— Скажите, почему «президент России», а не «президент Российской Федерации»? Если это протокольное мероприятие, то должность Путина, вероятно, должна прозвучать так, как она называется официально.
— Дело в том, что в Конституции написано: «Российская Федерация (Россия)». Стало быть, нет никакого противоречия между конституционным названием нашей страны и тем, как я ее именую, объявляя выход президента. Ведь если до конца следовать официальным регалиям, то надо объявлять: «Президент Российской Федерации, Верховный главнокомандующий Вооруженными силами России…» Очень длинно получится. Поэтому пошли на сокращение.
— Текст, который вы произносите, кем-то утвержден?
— Да, конечно.
— «Верховный главнокомандующий» раз и навсегда исключен из этого текста?

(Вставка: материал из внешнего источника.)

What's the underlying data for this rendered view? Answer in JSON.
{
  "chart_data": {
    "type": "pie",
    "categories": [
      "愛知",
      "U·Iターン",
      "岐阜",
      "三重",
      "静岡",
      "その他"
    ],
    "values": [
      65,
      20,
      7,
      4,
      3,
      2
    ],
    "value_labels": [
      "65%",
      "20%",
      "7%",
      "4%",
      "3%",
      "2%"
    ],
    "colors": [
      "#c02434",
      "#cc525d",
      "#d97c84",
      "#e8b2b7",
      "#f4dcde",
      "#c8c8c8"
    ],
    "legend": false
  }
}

— «Верховный главнокомандующий» — это только если с военными встреча.
— Однажды, когда президентом был сменивший Путина Медведев, с вами произошел казус, который многим запомнился. В тот момент, когда Дмитрий Анатольевич выходил к трибуне, чтобы выступить с речью, на весь зал прозвучало: «Президент России Вла… Дмитрий Анатольевич Медведев!» Как вы могли так оговориться?
— Рефлекс. Четыре года подряд произносить одно имя и вдруг переключиться на другое…
— «Комсомольская правда» тогда вышла с заголовком: «Диктору больше не наливать!»
— Не понимаю, почему этот казус доставил журналистам такую радость. Ну, чуть-чуть оговорился человек, с кем не бывает. — А Медведев на вас не обиделся?
— Нет. У него с чувством юмора все в порядке. А вообще, когда Медведев сменил Путина, я Дмитрия Анатольевича сначала по бумажке объявлял, чтобы не оговориться. Мне в Кремле ребята шутя говорили: «Ты только Медведева Путиным не назови». Ну вот и дошутились. Привычка — страшная сила. Какие-то слова ты произносишь просто подсознательно. Когда я на «Авторадио» работал, там произошел потрясающий случай. Сидит диктор, через минуту ему выходить в прямой эфир. Я ему говорю: «Сейчас пойдет песня Бернеса «Шаланды, полные кефали». Только ты, упаси тебя бог, не скажи «фекалий». Он включает микрофон и говорит: «Марк Бернес поет песню «Шаланды, полные фекалий». Идет песня. Пока она звучит, я ему говорю: «Когда закончится, скажи: «Марк Бернес исполнил песню…» И назови ее правильно. Песня кончается, он говорит: «В исполнении Марка Бернеса прозвучала песня…» — и повторяется то же самое. Рефлекс!
— Вы объявляете выход не только российских официальных лиц, но и иностранных гостей. А у них бывают такие имена, что язык сломать можно. Как вам тут удается не ошибаться?
— Я накануне репетирую. Помню, мне предстояло объявить: «Посол Гватемалы в России Артуро Ромео Дуарте Ортис». Я думал, что никогда в жизни не выговорю это.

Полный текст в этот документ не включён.